Также хочу сказать и о молодых архитекторах, чьи фамилии и бренды сейчас на слуху. Некоторые из них либо начинали свой трудовой путь в «Арх4», либо присоединялись к нашей команде на разных стадиях становления своего профессионализма. Мы гордимся тем, что смогли поделиться с ними знаниями и опытом, который сейчас помогает им идти к собственному успеху.

За эти годы мы реализовали множество проектов: бутики, торговые и общественные пространства, и, конечно, частные жилые дома. В настоящее время ­— после многих пертурбаций ­— компанией владеем мы с Наташей. Не будет преувеличением сказать, что управление компанией и брендом с четвертьвековой историей налагает значительные обязательства и задаёт весьма высокую планку.


Т. — Таким образом, ваше бюро долгое время было разновекторным по специализации. Расскажите немного подробнее о коммерческом направлении.

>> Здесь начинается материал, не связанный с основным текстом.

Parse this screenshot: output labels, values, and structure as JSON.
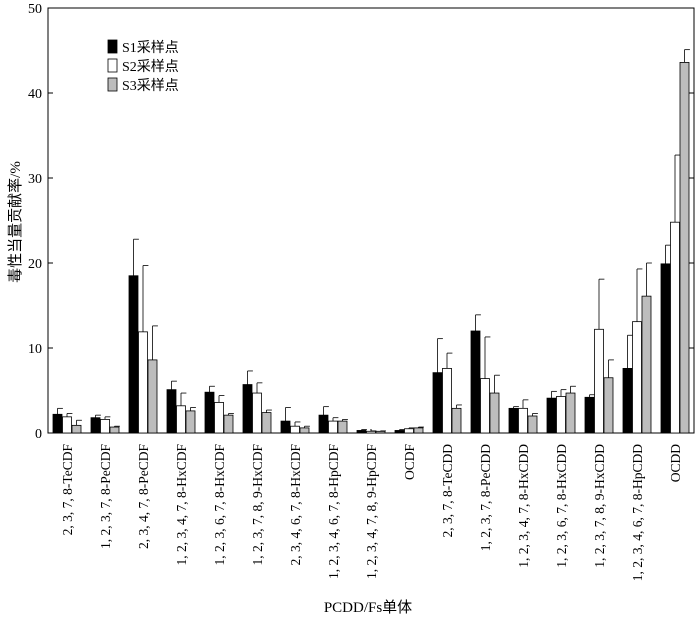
{
  "chart_data": {
    "type": "bar",
    "xlabel": "PCDD/Fs单体",
    "ylabel": "毒性当量贡献率/%",
    "ylim": [
      0,
      50
    ],
    "yticks": [
      0,
      10,
      20,
      30,
      40,
      50
    ],
    "grid": false,
    "legend_position": "top-left",
    "categories": [
      "2, 3, 7, 8-TeCDF",
      "1, 2, 3, 7, 8-PeCDF",
      "2, 3, 4, 7, 8-PeCDF",
      "1, 2, 3, 4, 7, 8-HxCDF",
      "1, 2, 3, 6, 7, 8-HxCDF",
      "1, 2, 3, 7, 8, 9-HxCDF",
      "2, 3, 4, 6, 7, 8-HxCDF",
      "1, 2, 3, 4, 6, 7, 8-HpCDF",
      "1, 2, 3, 4, 7, 8, 9-HpCDF",
      "OCDF",
      "2, 3, 7, 8-TeCDD",
      "1, 2, 3, 7, 8-PeCDD",
      "1, 2, 3, 4, 7, 8-HxCDD",
      "1, 2, 3, 6, 7, 8-HxCDD",
      "1, 2, 3, 7, 8, 9-HxCDD",
      "1, 2, 3, 4, 6, 7, 8-HpCDD",
      "OCDD"
    ],
    "series": [
      {
        "name": "S1采样点",
        "color": "#000000",
        "values": [
          2.2,
          1.8,
          18.5,
          5.1,
          4.8,
          5.7,
          1.4,
          2.1,
          0.3,
          0.3,
          7.1,
          12.0,
          2.9,
          4.1,
          4.2,
          7.6,
          19.9
        ],
        "errors": [
          0.7,
          0.3,
          4.3,
          1.0,
          0.7,
          1.6,
          1.6,
          1.0,
          0.1,
          0.1,
          4.0,
          1.9,
          0.2,
          0.8,
          0.3,
          3.9,
          2.2
        ]
      },
      {
        "name": "S2采样点",
        "color": "#ffffff",
        "values": [
          1.9,
          1.6,
          11.9,
          3.2,
          3.6,
          4.7,
          0.8,
          1.4,
          0.2,
          0.5,
          7.6,
          6.4,
          2.9,
          4.3,
          12.2,
          13.1,
          24.8
        ],
        "errors": [
          0.4,
          0.3,
          7.8,
          1.5,
          0.8,
          1.2,
          0.5,
          0.4,
          0.05,
          0.1,
          1.8,
          4.9,
          1.0,
          0.8,
          5.9,
          6.2,
          7.9
        ]
      },
      {
        "name": "S3采样点",
        "color": "#bdbdbd",
        "values": [
          0.9,
          0.7,
          8.6,
          2.6,
          2.1,
          2.4,
          0.6,
          1.4,
          0.2,
          0.6,
          2.9,
          4.7,
          2.0,
          4.7,
          6.5,
          16.1,
          43.6
        ],
        "errors": [
          0.6,
          0.1,
          4.0,
          0.4,
          0.2,
          0.3,
          0.2,
          0.2,
          0.05,
          0.1,
          0.4,
          2.1,
          0.3,
          0.8,
          2.1,
          3.9,
          1.5
        ]
      }
    ]
  }
}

И. — В нашем бюро долгое время существовало подразделение, специализировавшееся на создании в России бутиков мировых премиальных марок. Это была работа без художественных задач: у каждой компании есть бренд-бук, и магазин Cartier в Екатеринбурге не должен отличаться от аналогичного магазина той же марки в Ницце или Сан-Паулу. Таким образом, мы десять лет практиковались на сборке условного Лего, приспосабливая его к конкретной ситуации имеющихся съёмных метров, будь то ГУМ с его высокими крестовыми сводами или Столешников переулок с его сложной геологией. Мы делали по 10-15 магазинов в год, и это было подобно этюдам Черни ­— эта аллюзия будет хорошо понятна тем, кто занимался в детстве музыкой. Иными словами, эта работа была для нас упражнениями по созданию качественной среды. Кроме того, коммерческие проекты позволяли без напряжения развивать творческое направление, работать с частными заказчиками, создавать жилую архитектуру и интерьеры ­— то есть заниматься той деятельностью, которая нам представляется наиболее интересной и которая теперь стала для нас единственной, поскольку бизнес по созданию бутиков мы выделили в отдельную компанию, к которой сейчас уже не имеем отношения.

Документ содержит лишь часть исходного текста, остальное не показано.